While the main junction of any system of taxation must be to bring in revenue, it must also be designed to produce a feeling of broad equity of treatment between taxpayers. At present, it is pretty widely felt to be inequitable that those who supplement their incomes by speculative gains should escape tax on those gains. I do not think that they should continue to do so; and I tell the Committee frankly that it is on this account and not mainly for the yield, that I put forward this proposal.

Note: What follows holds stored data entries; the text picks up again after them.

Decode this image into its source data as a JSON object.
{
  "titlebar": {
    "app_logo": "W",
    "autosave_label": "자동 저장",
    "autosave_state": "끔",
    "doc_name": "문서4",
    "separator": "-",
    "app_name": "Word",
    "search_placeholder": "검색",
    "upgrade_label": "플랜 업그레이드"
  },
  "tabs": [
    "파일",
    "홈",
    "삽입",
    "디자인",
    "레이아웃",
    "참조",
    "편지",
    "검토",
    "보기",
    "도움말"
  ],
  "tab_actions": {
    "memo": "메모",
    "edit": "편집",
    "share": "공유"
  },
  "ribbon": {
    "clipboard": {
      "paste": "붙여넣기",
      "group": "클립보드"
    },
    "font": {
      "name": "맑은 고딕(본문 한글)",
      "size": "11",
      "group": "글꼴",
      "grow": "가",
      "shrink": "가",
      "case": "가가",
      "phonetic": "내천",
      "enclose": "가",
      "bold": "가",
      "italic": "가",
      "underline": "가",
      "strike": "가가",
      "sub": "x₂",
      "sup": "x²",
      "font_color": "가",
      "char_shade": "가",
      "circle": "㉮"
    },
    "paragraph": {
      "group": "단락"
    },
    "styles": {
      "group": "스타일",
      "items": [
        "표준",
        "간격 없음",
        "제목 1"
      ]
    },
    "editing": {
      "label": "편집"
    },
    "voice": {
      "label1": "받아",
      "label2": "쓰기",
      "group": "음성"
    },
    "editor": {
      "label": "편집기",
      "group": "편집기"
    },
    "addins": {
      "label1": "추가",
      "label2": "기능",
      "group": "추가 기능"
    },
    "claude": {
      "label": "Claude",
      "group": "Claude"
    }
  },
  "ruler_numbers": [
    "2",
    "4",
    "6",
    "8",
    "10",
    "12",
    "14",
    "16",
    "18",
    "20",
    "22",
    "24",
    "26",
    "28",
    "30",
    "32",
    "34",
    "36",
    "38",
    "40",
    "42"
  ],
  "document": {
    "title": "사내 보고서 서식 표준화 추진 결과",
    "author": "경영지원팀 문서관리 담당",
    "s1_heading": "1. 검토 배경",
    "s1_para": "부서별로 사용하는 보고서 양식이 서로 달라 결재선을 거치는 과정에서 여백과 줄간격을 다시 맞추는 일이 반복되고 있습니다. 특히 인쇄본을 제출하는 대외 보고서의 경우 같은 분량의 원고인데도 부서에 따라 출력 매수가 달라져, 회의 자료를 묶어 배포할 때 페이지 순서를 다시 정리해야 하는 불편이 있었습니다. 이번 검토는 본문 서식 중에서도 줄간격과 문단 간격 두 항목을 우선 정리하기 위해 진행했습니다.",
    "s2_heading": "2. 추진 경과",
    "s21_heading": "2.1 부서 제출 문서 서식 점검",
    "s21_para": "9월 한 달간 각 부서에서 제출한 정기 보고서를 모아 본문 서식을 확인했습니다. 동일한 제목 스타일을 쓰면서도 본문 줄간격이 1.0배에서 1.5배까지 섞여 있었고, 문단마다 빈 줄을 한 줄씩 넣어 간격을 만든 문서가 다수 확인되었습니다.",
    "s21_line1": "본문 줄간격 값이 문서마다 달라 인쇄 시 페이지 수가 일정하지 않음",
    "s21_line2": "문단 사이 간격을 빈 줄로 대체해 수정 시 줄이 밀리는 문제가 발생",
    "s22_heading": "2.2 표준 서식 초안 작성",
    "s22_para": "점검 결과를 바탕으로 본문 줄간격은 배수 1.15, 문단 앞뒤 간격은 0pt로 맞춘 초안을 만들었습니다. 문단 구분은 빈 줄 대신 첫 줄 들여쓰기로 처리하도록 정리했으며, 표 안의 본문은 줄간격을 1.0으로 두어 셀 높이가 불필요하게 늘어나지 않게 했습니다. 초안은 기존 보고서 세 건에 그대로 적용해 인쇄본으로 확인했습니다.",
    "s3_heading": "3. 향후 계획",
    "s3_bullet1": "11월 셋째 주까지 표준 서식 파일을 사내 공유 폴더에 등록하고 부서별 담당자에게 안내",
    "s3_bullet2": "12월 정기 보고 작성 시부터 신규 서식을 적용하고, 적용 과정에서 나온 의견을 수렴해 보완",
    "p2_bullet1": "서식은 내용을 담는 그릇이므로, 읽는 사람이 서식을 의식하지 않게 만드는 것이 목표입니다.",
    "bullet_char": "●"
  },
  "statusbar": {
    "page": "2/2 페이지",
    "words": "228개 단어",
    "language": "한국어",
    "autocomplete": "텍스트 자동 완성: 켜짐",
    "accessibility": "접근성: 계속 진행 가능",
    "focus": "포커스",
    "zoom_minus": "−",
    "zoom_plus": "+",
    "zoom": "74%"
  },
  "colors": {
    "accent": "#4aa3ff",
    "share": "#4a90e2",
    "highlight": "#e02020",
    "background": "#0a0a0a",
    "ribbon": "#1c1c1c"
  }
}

The second electioneering aspect of Lloyd’s budget lies in its drabness. Little was given, little taken away this time. But next time, April 1963, what an orgy of tax concessions there’ll be! The promised abolition of Schedule A (a tax on mainly middle-class owner-occupiers) and the raising of the surtax floor will conjoin bountifully to save the middle class from Liberalism. A possible penny off beer will, it is hoped, send workers reeling to the polls holding Tory tickets. And the normal Tory barn dance will be stomped through: April budget (expansive) – Spring election (Tory victory) – Autumn budget (cruel and deflationary).

The Tories have served notice of their intentions. What the Labour leadership is doing about it is a mystery. Not the faintest ‘peep’ to contradict the ‘one class, one nation’ humbug; and not the shadow of a policy to fight the next election on – or are they waiting for the Liberals to helm them to their seats?